Inside The Great British Recording Studios
Meet the Beatles—And Their Studio And then there’s the role of the studios themselves. Massey’s 357-page lavishly-illustrated book progresses in more or less order of their historical importance, beginning with, not surprisingly, the British studio, EMI’s Abbey Road, the home of the Beatles throughout their run, to the point where they named their last album as a group after its address. (As Geoff Emerick, their engineer at EMI once noted regarding the iconic photo of the Beatles atop their last album, “For people who don't know the geography, they're actually walking away from the EMI Studios -- or Abbey Road [studios], as everybody knows it now…When I saw that photo, I did think to myself, ‘They're sending a message.’”)

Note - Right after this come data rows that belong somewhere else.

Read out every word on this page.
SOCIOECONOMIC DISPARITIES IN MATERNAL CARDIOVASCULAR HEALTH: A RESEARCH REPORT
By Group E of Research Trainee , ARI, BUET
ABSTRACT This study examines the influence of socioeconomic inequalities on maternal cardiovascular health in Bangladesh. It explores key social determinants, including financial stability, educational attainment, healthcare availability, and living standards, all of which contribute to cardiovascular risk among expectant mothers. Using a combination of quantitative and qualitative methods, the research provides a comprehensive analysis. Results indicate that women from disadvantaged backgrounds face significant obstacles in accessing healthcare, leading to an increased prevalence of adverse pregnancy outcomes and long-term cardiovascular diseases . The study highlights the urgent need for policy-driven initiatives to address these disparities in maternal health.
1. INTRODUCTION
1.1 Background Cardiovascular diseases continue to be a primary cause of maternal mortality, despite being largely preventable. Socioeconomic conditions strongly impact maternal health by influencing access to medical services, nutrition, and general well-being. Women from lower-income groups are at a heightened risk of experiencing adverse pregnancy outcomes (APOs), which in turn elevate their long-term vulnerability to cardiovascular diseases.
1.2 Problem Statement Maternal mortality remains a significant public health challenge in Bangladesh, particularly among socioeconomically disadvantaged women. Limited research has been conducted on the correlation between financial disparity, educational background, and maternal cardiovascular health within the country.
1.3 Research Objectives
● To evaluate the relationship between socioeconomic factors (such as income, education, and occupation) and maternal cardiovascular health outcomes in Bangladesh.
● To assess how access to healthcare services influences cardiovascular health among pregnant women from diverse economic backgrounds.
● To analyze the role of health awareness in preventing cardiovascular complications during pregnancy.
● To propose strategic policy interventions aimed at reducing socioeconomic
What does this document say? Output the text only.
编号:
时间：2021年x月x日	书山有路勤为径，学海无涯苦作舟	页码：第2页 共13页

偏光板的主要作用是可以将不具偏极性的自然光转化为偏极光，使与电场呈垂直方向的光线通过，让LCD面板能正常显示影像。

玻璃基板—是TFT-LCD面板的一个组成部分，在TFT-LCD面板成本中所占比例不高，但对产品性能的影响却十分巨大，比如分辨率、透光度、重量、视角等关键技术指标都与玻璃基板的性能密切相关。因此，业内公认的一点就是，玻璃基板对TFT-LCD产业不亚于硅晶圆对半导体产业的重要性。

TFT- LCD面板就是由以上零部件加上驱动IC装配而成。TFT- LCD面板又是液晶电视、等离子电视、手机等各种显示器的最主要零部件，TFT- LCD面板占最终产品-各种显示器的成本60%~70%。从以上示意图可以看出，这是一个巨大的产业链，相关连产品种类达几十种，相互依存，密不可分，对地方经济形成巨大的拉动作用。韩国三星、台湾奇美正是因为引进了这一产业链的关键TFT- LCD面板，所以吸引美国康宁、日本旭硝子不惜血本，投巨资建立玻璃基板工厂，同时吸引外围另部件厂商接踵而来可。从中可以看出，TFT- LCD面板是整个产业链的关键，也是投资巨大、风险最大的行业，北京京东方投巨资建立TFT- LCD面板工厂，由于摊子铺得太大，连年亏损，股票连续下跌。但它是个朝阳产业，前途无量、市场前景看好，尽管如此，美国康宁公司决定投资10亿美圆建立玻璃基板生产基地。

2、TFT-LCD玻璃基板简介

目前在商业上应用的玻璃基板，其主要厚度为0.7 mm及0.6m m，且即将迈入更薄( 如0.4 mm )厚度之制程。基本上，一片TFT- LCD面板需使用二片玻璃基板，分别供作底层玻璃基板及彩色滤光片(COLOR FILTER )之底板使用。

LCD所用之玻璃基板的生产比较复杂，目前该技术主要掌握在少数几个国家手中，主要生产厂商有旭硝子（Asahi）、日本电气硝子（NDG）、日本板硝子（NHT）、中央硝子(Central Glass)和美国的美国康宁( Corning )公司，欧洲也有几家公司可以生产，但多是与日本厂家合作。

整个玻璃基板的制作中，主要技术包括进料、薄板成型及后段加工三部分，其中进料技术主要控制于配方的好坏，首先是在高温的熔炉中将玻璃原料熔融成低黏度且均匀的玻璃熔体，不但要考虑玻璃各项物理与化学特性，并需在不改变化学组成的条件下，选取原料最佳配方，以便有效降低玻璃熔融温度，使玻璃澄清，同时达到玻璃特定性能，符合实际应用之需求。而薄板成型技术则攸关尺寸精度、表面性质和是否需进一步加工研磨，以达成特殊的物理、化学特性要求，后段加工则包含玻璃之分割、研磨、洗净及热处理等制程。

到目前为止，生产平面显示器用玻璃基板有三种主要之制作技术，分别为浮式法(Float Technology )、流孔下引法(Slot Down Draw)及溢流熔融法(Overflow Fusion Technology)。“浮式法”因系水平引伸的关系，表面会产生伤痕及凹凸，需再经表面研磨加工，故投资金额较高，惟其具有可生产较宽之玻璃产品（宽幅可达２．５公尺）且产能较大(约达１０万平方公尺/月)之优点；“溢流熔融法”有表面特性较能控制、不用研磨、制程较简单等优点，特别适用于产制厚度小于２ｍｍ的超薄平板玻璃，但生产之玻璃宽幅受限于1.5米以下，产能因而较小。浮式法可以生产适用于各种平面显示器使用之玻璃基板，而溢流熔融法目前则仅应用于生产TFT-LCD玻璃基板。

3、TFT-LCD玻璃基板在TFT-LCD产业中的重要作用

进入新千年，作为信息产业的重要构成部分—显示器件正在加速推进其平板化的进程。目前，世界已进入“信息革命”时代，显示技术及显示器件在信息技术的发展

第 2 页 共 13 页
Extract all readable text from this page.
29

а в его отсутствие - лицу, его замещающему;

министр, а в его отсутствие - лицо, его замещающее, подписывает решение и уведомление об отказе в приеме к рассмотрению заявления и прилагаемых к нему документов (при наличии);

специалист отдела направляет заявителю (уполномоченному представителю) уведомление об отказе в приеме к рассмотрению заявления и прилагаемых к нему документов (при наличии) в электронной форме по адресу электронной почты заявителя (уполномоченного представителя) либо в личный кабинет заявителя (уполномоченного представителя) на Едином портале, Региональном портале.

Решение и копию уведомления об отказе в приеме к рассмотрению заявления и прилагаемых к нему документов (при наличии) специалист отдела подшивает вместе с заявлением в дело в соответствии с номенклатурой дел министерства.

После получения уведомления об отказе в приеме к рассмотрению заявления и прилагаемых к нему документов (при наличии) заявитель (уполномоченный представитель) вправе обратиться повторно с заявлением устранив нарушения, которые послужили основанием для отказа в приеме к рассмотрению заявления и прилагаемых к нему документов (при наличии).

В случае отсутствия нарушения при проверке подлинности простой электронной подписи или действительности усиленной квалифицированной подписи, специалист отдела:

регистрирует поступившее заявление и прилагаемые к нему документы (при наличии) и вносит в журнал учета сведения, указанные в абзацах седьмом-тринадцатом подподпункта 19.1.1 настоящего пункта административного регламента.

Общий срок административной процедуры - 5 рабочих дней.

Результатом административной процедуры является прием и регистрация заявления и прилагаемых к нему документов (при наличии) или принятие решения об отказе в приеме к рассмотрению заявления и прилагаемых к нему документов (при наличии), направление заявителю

During the many hours they inhabited the studio during the 1960s though, the Beatles found a facility with beautiful acoustics, and well-stocked with those aforementioned expensive high-quality tube-based German condenser microphones, but with some limitations: Because EMI management dictated that the eight track recorder they had purchased in 1968 be thoroughly vetted by their maintenance department before its use, Abbey Road was slow to update from four track to eight track recorders, despite their growing popularity in America, and the recording process’s insatiable need for more and more tracks. Because of the demand for additional tracks during complex productions such as the Beatles’ Sgt. Pepper album in 1967, resourceful Abbey Road engineers such as Emerick and Ken Townsend were forced to innovate; ganging two and occasionally three four track machines together to produce the intricate sound paintings on genre-redefining songs such as “A Day in the Life.”